Free Policy Change Resources

Fight CRC has created multiple ways to educate the public about the key elements of this new coverage policy. For more information to share with your friends and family who having access to this coverage could make a difference for, visit these resources:

Conclusion

Despite the humongous victory the new federal policy is for the many people ages 45 and older, who are in need of a follow-up colonoscopy and screening in general, there is still much more work to be done for millennials and members of Generation Z when it comes to increasing our access to a colonoscopy.

Sadly, predictions are that by 2030 colorectal cancer will be the number one cancer killer for those 20-49. Thankfully, YMyHealth along with Fight CRC and the Colon Cancer Foundation are all working to combat the rise of colorectal cancer in young people.

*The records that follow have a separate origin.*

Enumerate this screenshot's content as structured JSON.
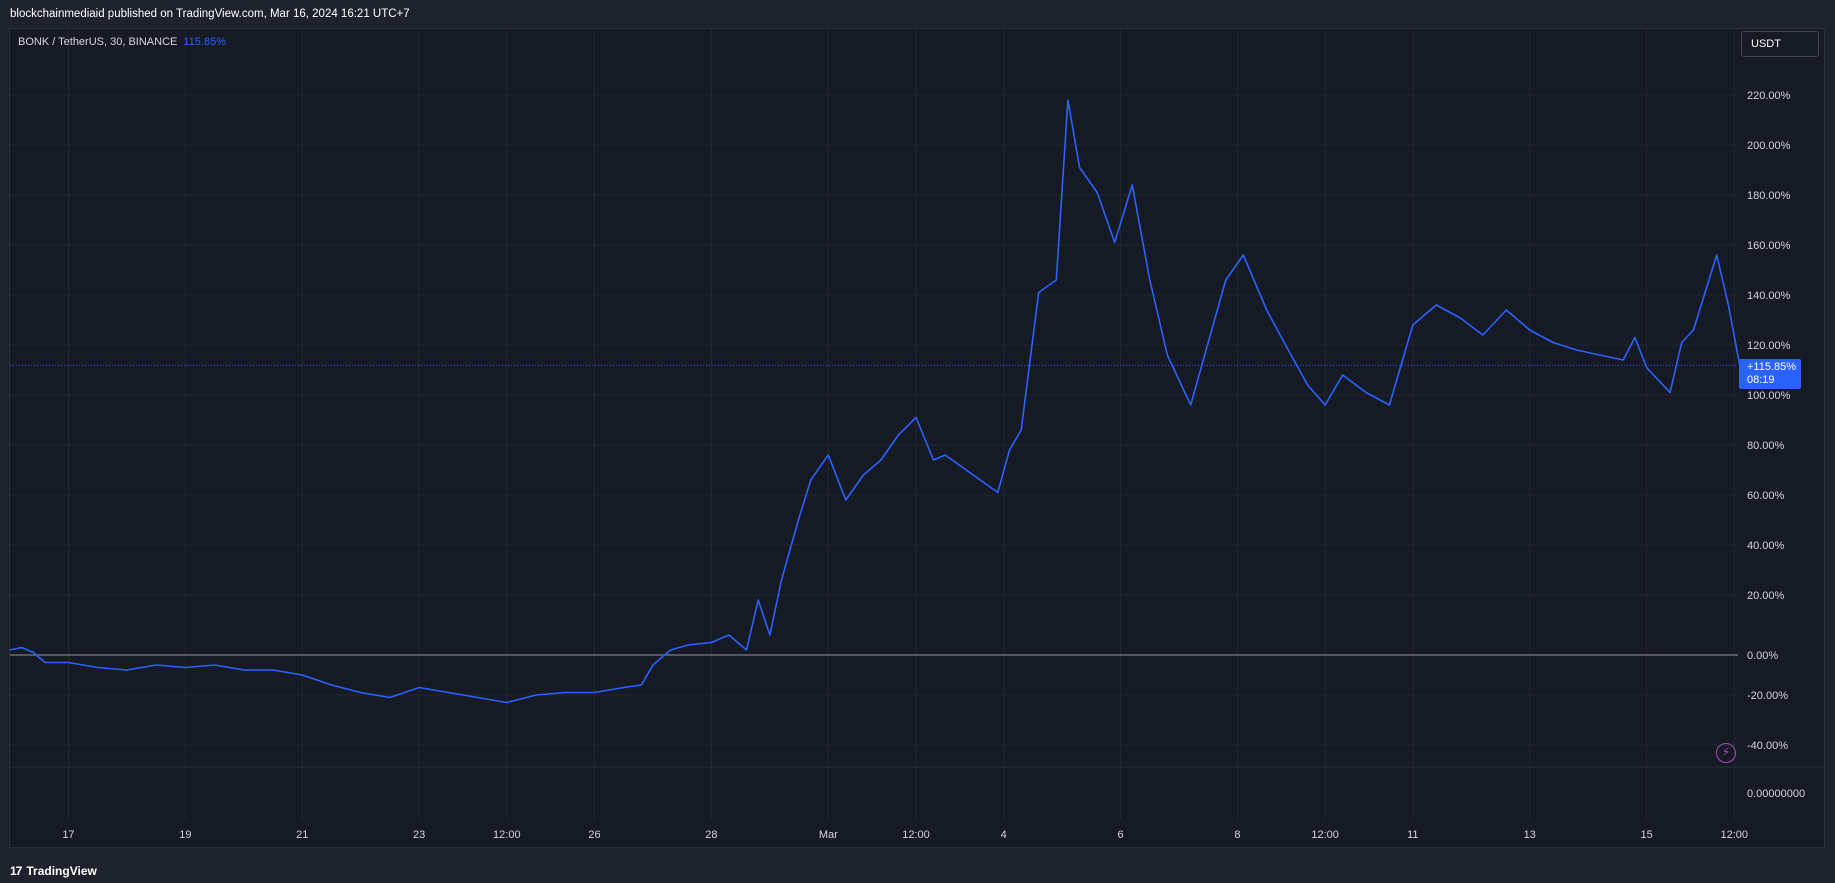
{
  "header": {
    "published_text": "blockchainmediaid published on TradingView.com, Mar 16, 2024 16:21 UTC+7"
  },
  "legend": {
    "symbol": "BONK / TetherUS, 30, BINANCE",
    "change": "115.85%"
  },
  "currency_button": {
    "label": "USDT"
  },
  "price_tag": {
    "value": "+115.85%",
    "countdown": "08:19"
  },
  "footer": {
    "logo_mark": "17",
    "brand": "TradingView"
  },
  "colors": {
    "line": "#2962ff",
    "background": "#161a25",
    "grid": "#232733",
    "zero_line": "#9598a1",
    "accent_bolt": "#ab47bc"
  },
  "icons": {
    "alert": "lightning-bolt-icon"
  },
  "chart_data": {
    "type": "line",
    "title": "BONK / TetherUS, 30, BINANCE",
    "xlabel": "",
    "ylabel": "",
    "ylim": [
      -40,
      225
    ],
    "grid": true,
    "y_ticks": [
      "220.00%",
      "200.00%",
      "180.00%",
      "160.00%",
      "140.00%",
      "120.00%",
      "100.00%",
      "80.00%",
      "60.00%",
      "40.00%",
      "20.00%",
      "0.00%",
      "-20.00%",
      "-40.00%"
    ],
    "y_tick_values": [
      220,
      200,
      180,
      160,
      140,
      120,
      100,
      80,
      60,
      40,
      20,
      0,
      -20,
      -40
    ],
    "secondary_axis_label": "0.00000000",
    "x_ticks": [
      "17",
      "19",
      "21",
      "23",
      "12:00",
      "26",
      "28",
      "Mar",
      "12:00",
      "4",
      "6",
      "8",
      "12:00",
      "11",
      "13",
      "15",
      "12:00"
    ],
    "x_tick_days": [
      1,
      3,
      5,
      7,
      8.5,
      10,
      12,
      14,
      15.5,
      17,
      19,
      21,
      22.5,
      24,
      26,
      28,
      29.5
    ],
    "last_value": 115.85,
    "series": [
      {
        "x": [
          0,
          0.2,
          0.4,
          0.6,
          1,
          1.5,
          2,
          2.5,
          3,
          3.5,
          4,
          4.5,
          5,
          5.5,
          6,
          6.5,
          7,
          7.5,
          8,
          8.5,
          9,
          9.5,
          10,
          10.5,
          10.8,
          11,
          11.3,
          11.6,
          12,
          12.3,
          12.6,
          12.8,
          13,
          13.2,
          13.5,
          13.7,
          14,
          14.3,
          14.6,
          14.9,
          15.2,
          15.5,
          15.8,
          16,
          16.3,
          16.6,
          16.9,
          17.1,
          17.3,
          17.6,
          17.9,
          18.1,
          18.3,
          18.6,
          18.9,
          19.2,
          19.5,
          19.8,
          20.2,
          20.5,
          20.8,
          21.1,
          21.5,
          21.8,
          22.2,
          22.5,
          22.8,
          23.2,
          23.6,
          24,
          24.4,
          24.8,
          25.2,
          25.6,
          26,
          26.4,
          26.8,
          27.2,
          27.6,
          27.8,
          28,
          28.2,
          28.4,
          28.6,
          28.8,
          29,
          29.2,
          29.4,
          29.6,
          29.75
        ],
        "y": [
          2,
          3,
          1,
          -3,
          -3,
          -5,
          -6,
          -4,
          -5,
          -4,
          -6,
          -6,
          -8,
          -12,
          -15,
          -17,
          -13,
          -15,
          -17,
          -19,
          -16,
          -15,
          -15,
          -13,
          -12,
          -4,
          2,
          4,
          5,
          8,
          2,
          22,
          8,
          30,
          55,
          70,
          80,
          62,
          72,
          78,
          88,
          95,
          78,
          80,
          75,
          70,
          65,
          82,
          90,
          145,
          150,
          222,
          195,
          185,
          165,
          188,
          150,
          120,
          100,
          125,
          150,
          160,
          138,
          125,
          108,
          100,
          112,
          105,
          100,
          132,
          140,
          135,
          128,
          138,
          130,
          125,
          122,
          120,
          118,
          127,
          115,
          110,
          105,
          125,
          130,
          145,
          160,
          140,
          115,
          115.85
        ]
      }
    ]
  }
}
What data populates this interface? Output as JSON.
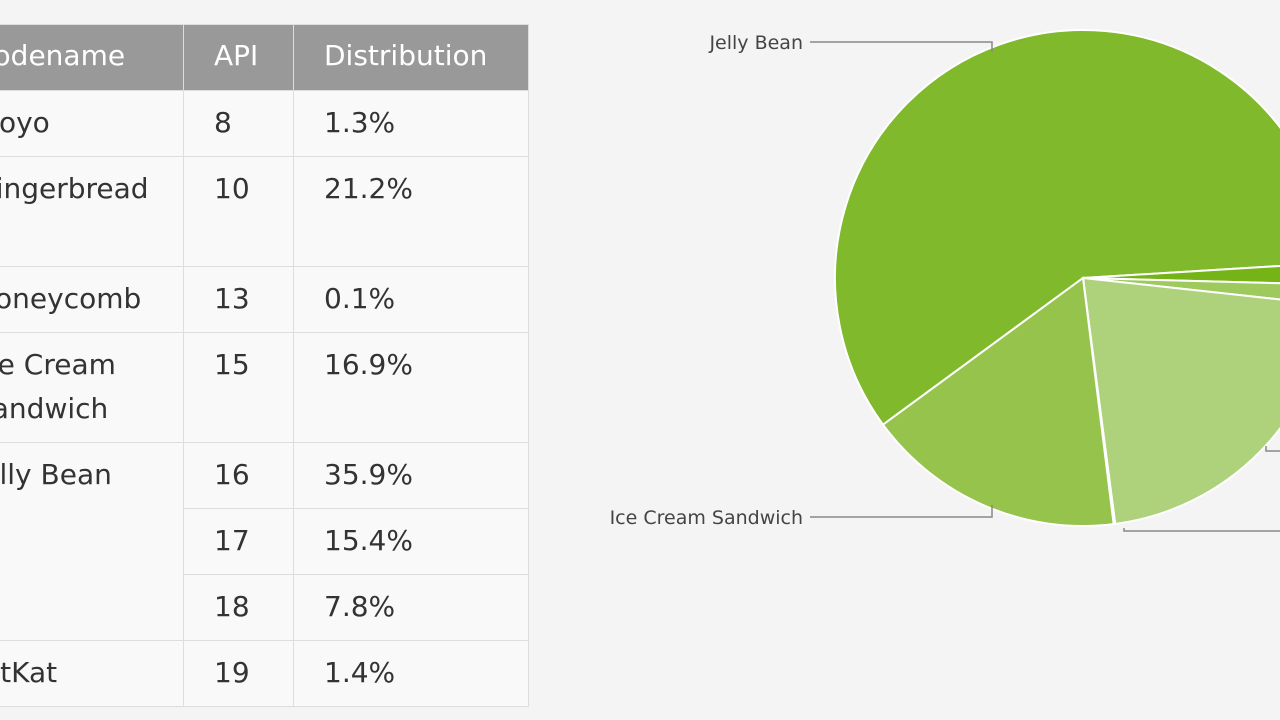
{
  "table": {
    "headers": [
      "Codename",
      "API",
      "Distribution"
    ],
    "rows": [
      {
        "codename": "Froyo",
        "api": "8",
        "distribution": "1.3%"
      },
      {
        "codename": "Gingerbread",
        "api": "10",
        "distribution": "21.2%"
      },
      {
        "codename": "Honeycomb",
        "api": "13",
        "distribution": "0.1%"
      },
      {
        "codename": "Ice Cream Sandwich",
        "api": "15",
        "distribution": "16.9%"
      },
      {
        "codename": "Jelly Bean",
        "api": "16",
        "distribution": "35.9%"
      },
      {
        "codename": "Jelly Bean",
        "api": "17",
        "distribution": "15.4%"
      },
      {
        "codename": "Jelly Bean",
        "api": "18",
        "distribution": "7.8%"
      },
      {
        "codename": "KitKat",
        "api": "19",
        "distribution": "1.4%"
      }
    ]
  },
  "chart_data": {
    "type": "pie",
    "title": "",
    "categories": [
      "Jelly Bean",
      "KitKat",
      "Froyo",
      "Gingerbread",
      "Honeycomb",
      "Ice Cream Sandwich"
    ],
    "values": [
      59.1,
      1.4,
      1.3,
      21.2,
      0.1,
      16.9
    ],
    "labels_visible": [
      "Jelly Bean",
      "Ice Cream Sandwich"
    ],
    "colors": [
      "#80b92c",
      "#74b417",
      "#9ec95d",
      "#aed27b",
      "#c2de99",
      "#95c34b"
    ]
  }
}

At Fight CRC, the focus is on both patients and providers.

“Young patients are often misdiagnosed or not taken seriously by their doctor. Fight CRC is working to help educate physicians and the general public about the growing number of young people being diagnosed with colorectal cancer and the signs and symptoms that people should be aware of,” McDonnell said.

As our fight continues, we at YMyHealth urge you to do these three things:

  1.  Learn about your family history.

    Find out if your parents or siblings have had colon polyps and if so, talk with your doctor about having a screening test—a non-invasive stool-based or a colonoscopy, if you haven’t had one.

  2. Learn about the signs and symptoms of colorectal cancer.

    (Here are some good places to start: How Young Onset Cancers Differ and Eleanor’s Story).

  3. Check out the excellent resources from Fight CRC and the Colon Cancer Foundation to help you and your family stay healthy and educated about colorectal cancer.